If ${\displaystyle Q_{x}}$ is the set of values that are ancestors of ${\displaystyle x}$, then:

${\displaystyle Q_{x}^{-}=S^{-}\cap Q_{x}}$, and

${\displaystyle Q_{x}^{+}=S^{+}\cap Q_{x}}$

Thus,

${\displaystyle {\text{depth}}(x)=Q_{x}=Q_{x}^{+}+Q_{x}^{-}\Rightarrow {\text{E}}[{\text{depth}}(x)]={\text{E}}[Q_{x}^{+}]+{\text{E}}[Q_{x}^{-}]}$

Aragon and Seidel^[1] make use of Mulmuley Games in order to show that ${\displaystyle {\text{E}}[|Q_{x}^{-}|]=H_{k}}$ and ${\displaystyle {\text{E}}[|Q_{x}^{+}|]=H_{n}+k-1}$.

Consider searching for the key ${\displaystyle k}$, not already in the treap, whose rank in the set ${\displaystyle S\cup \{k\}}$ is ${\displaystyle i}$. Let ${\displaystyle k_{j}}$ be the key in the treap whose rank is ${\displaystyle j\in \{S\cup \{k\}\}}$, ${\displaystyle j\neq i}$. The probability that ${\displaystyle k_{j}}$ is on the search path for ${\displaystyle k}$ is ${\displaystyle {\tfrac {1}{|i-j|}}}$.

Expected length of the search path (for all ${\displaystyle j}$): ${\displaystyle \sum _{j=1,2,\ldots ,i-1}{\tfrac {1}{|i-j|}}+\sum _{j=i+1,\ldots ,n}{\tfrac {1}{|i-j|}}\leq H_{n-i+1}+H_{i-1}}$

It follows that the expected time to find elements in the treap is ${\displaystyle O(\log n)}$.

The cost of finding where to insert must be paid, and once found, it must be removed by the use of tree rotations. For insertion, the element is inserted as a leaf, and rotated upward to the correct position in the treap. For delection, it is rotated down to a leaf position, and removed.
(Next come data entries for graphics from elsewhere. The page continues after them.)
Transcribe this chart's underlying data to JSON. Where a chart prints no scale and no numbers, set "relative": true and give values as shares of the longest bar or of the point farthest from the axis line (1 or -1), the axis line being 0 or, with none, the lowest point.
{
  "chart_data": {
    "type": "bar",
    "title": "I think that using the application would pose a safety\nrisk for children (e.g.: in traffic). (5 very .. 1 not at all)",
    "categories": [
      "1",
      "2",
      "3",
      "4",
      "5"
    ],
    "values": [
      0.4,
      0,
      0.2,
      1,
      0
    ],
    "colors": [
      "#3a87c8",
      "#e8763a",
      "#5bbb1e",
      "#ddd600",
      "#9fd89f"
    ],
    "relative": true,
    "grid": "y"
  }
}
The number of rotations is equal to:

${\displaystyle |R_{x}|+|L_{x}|}$, where ${\displaystyle R_{x}}$ is the right spine of the left subtree of ${\displaystyle x}$, and ${\displaystyle L_{x}}$ is the left spine of the right subtree of ${\displaystyle x}$

Again, through the use of Mulmuley Games, Aragon and Seidel show that ${\displaystyle {\text{E}}[|R_{x}|]=1-{\tfrac {1}{k}}}$, ${\displaystyle {\text{E}}[|L_{x}|]=1-{\tfrac {1}{n-k+1}}}$.
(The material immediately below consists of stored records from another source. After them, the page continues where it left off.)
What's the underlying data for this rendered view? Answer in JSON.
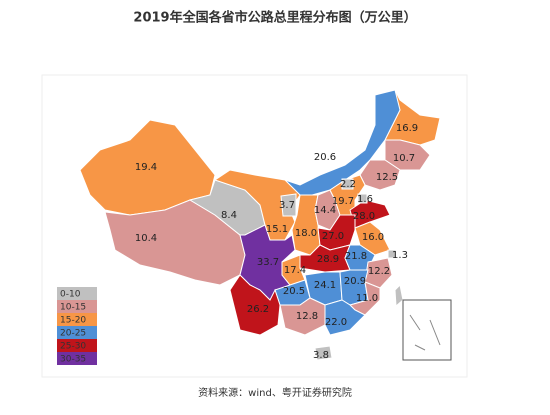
{
  "title": "2019年全国各省市公路总里程分布图（万公里）",
  "source": "资料来源：wind、粤开证券研究院",
  "legend": [
    {
      "label": "0-10",
      "color": "#c0c0c0"
    },
    {
      "label": "10-15",
      "color": "#d99694"
    },
    {
      "label": "15-20",
      "color": "#f79646"
    },
    {
      "label": "20-25",
      "color": "#4f8fd6"
    },
    {
      "label": "25-30",
      "color": "#c0141b"
    },
    {
      "label": "30-35",
      "color": "#7030a0"
    }
  ],
  "regions": [
    {
      "value": "16.9",
      "color": "#f79646"
    },
    {
      "value": "10.7",
      "color": "#d99694"
    },
    {
      "value": "12.5",
      "color": "#d99694"
    },
    {
      "value": "20.6",
      "color": "#4f8fd6"
    },
    {
      "value": "19.4",
      "color": "#f79646"
    },
    {
      "value": "10.4",
      "color": "#d99694"
    },
    {
      "value": "8.4",
      "color": "#c0c0c0"
    },
    {
      "value": "3.7",
      "color": "#c0c0c0"
    },
    {
      "value": "15.1",
      "color": "#f79646"
    },
    {
      "value": "18.0",
      "color": "#f79646"
    },
    {
      "value": "14.4",
      "color": "#d99694"
    },
    {
      "value": "19.7",
      "color": "#f79646"
    },
    {
      "value": "2.2",
      "color": "#c0c0c0"
    },
    {
      "value": "1.6",
      "color": "#c0c0c0"
    },
    {
      "value": "28.0",
      "color": "#c0141b"
    },
    {
      "value": "27.0",
      "color": "#c0141b"
    },
    {
      "value": "16.0",
      "color": "#f79646"
    },
    {
      "value": "1.3",
      "color": "#c0c0c0"
    },
    {
      "value": "33.7",
      "color": "#7030a0"
    },
    {
      "value": "17.4",
      "color": "#f79646"
    },
    {
      "value": "28.9",
      "color": "#c0141b"
    },
    {
      "value": "21.8",
      "color": "#4f8fd6"
    },
    {
      "value": "12.2",
      "color": "#d99694"
    },
    {
      "value": "24.1",
      "color": "#4f8fd6"
    },
    {
      "value": "20.9",
      "color": "#4f8fd6"
    },
    {
      "value": "11.0",
      "color": "#d99694"
    },
    {
      "value": "20.5",
      "color": "#4f8fd6"
    },
    {
      "value": "26.2",
      "color": "#c0141b"
    },
    {
      "value": "12.8",
      "color": "#d99694"
    },
    {
      "value": "22.0",
      "color": "#4f8fd6"
    },
    {
      "value": "3.8",
      "color": "#c0c0c0"
    }
  ]
}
Therefore, ${\displaystyle {\text{E}}[|R_{x}|+|L_{x}|]={\text{E}}[|R_{x}|]+{\text{E}}[|L_{x}|]\leq 2}$, and the total cost of an insertion or deletion is ${\displaystyle O(\log n)}$.

These operations, as described above, involve a single insertion or deletion, and are thus expected to run in ${\displaystyle O(\log n)}$ time.